The leader of the Catholic Church in Ireland, Cardinal Sean Brady, said he was "profoundly sorry and deeply ashamed that children suffered in such awful ways in these institutions".


(http://news.bbc.co.uk/1/hi/world/europe/8059826.stm)The article goes on to talk about how some children were ritually beaten and how girls under the care of the sisters of mercy suffered "frequent assaults and humiliation designed to make them feel worthless".

So catholics....

http://i6.photobucket.com/albums/y237/schemp22/where-is-your-god-now.jpg

(http://news.bbc.co.uk/1/hi/world/europe/8059826.stm)

OneNamedNameLess
20th May 2009, 19:06
Perhaps if these church elders were permitted greater sexual freedoms they would lack the desire to sexually abuse children.

Lord Testicles
20th May 2009, 19:13
Perhaps if these church elders were permitted greater sexual freedoms they would lack the desire to sexually abuse children.

Maybe, but that doesn't explain away the ritual beatings or the desire to make children feel worthless.

It also doesn't address why other members of the church chose to cover it up, is that what Jesus would do?

OneNamedNameLess
20th May 2009, 19:20
Maybe, but that doesn't explain away the ritual beatings or the desire to make children feel worthless.

Yeah I know. It was a dig at the church is all.

I actually know an older woman who was raised with her sisters by nuns and suffered terrible abuse. The funny thing is, she is still a practicing Catholic who attends mass with my mother.
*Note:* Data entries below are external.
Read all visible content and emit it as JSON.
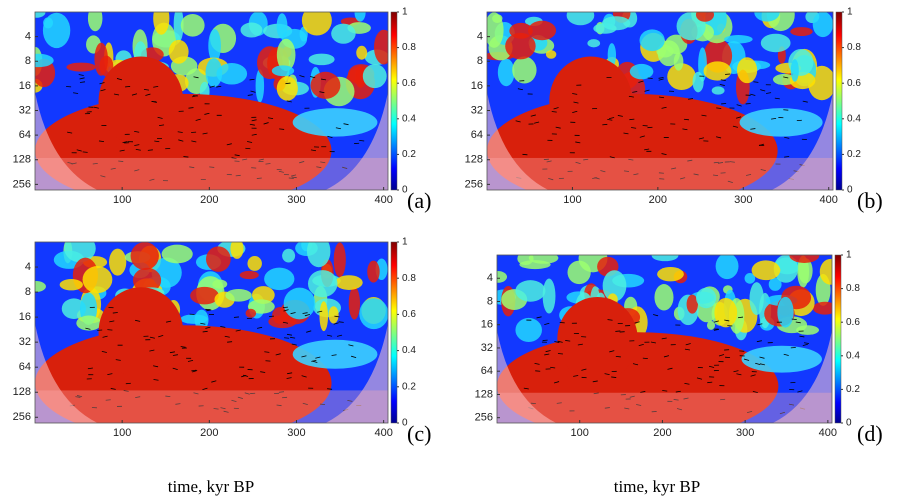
{
  "chart_data": [
    {
      "type": "wavelet-coherence",
      "panel_label": "(a)",
      "xlim": [
        0,
        405
      ],
      "xticks": [
        100,
        200,
        300,
        400
      ],
      "ylim": [
        2,
        300
      ],
      "yscale": "log",
      "yreversed": true,
      "yticks": [
        4,
        8,
        16,
        32,
        64,
        128,
        256
      ],
      "colormap": "jet",
      "clim": [
        0,
        1
      ],
      "cticks": [
        0,
        0.2,
        0.4,
        0.6,
        0.8,
        1
      ]
    },
    {
      "type": "wavelet-coherence",
      "panel_label": "(b)",
      "xlim": [
        0,
        405
      ],
      "xticks": [
        100,
        200,
        300,
        400
      ],
      "ylim": [
        2,
        300
      ],
      "yscale": "log",
      "yreversed": true,
      "yticks": [
        4,
        8,
        16,
        32,
        64,
        128,
        256
      ],
      "colormap": "jet",
      "clim": [
        0,
        1
      ],
      "cticks": [
        0,
        0.2,
        0.4,
        0.6,
        0.8,
        1
      ]
    },
    {
      "type": "wavelet-coherence",
      "panel_label": "(c)",
      "xlabel": "time, kyr BP",
      "xlim": [
        0,
        405
      ],
      "xticks": [
        100,
        200,
        300,
        400
      ],
      "ylim": [
        2,
        300
      ],
      "yscale": "log",
      "yreversed": true,
      "yticks": [
        4,
        8,
        16,
        32,
        64,
        128,
        256
      ],
      "colormap": "jet",
      "clim": [
        0,
        1
      ],
      "cticks": [
        0,
        0.2,
        0.4,
        0.6,
        0.8,
        1
      ]
    },
    {
      "type": "wavelet-coherence",
      "panel_label": "(d)",
      "xlabel": "time, kyr BP",
      "xlim": [
        0,
        405
      ],
      "xticks": [
        100,
        200,
        300,
        400
      ],
      "ylim": [
        2,
        300
      ],
      "yscale": "log",
      "yreversed": true,
      "yticks": [
        4,
        8,
        16,
        32,
        64,
        128,
        256
      ],
      "colormap": "jet",
      "clim": [
        0,
        1
      ],
      "cticks": [
        0,
        0.2,
        0.4,
        0.6,
        0.8,
        1
      ]
    }
  ]
}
I still put it down to sexual frustration or maybe brainwashed violence and indoctrination in order to communicate the message of the church to the children. Putting 'the fear of God' into someone is arguably an effective way of channeling your ideas. Religious groups have practiced it for centuries.

Lord Testicles
20th May 2009, 19:31
I wasn't being confrontational. I just can't accept that sexual frustration is what lead these priests and nuns to abuse the children they were supposed to care for. I get sexually frustrated sometimes, it usually ends up with me having sex with my palm, I certainly don't get an urge to abuse people.

The "putting the fear of God" into someone is definitely a more plausable explanation for the beatings and humiliation, IMO.

Decolonize The Left
23rd May 2009, 23:00
Another drop in the bucket. The hypocrisy of religious institutions, as well as their barbarous and heinous activities, will continue to surface so long as they continue to exist.

Just keep throwing the information out there.

- August

Dyslexia! Well I Never!
26th May 2009, 03:21
Religion (particularly in the west) is at it's core the systematic repression of doubt to sustain the credibility of a belief that is realistically utterly incredible.

One of the main reasons an institution (a church for example) "must" uphold this belief is because it enables them to influence behavior by declaring some things taboo/sinful/shameful.

Have you ever tried to convince a child of anything perfectly rational that I doesn't want to accept? It can be highly fustrating to say the least.

Now imagine trying to convince this stubborn child of something so wildly implausible that many adults view it as bullshit. That's why Catholics hit kids.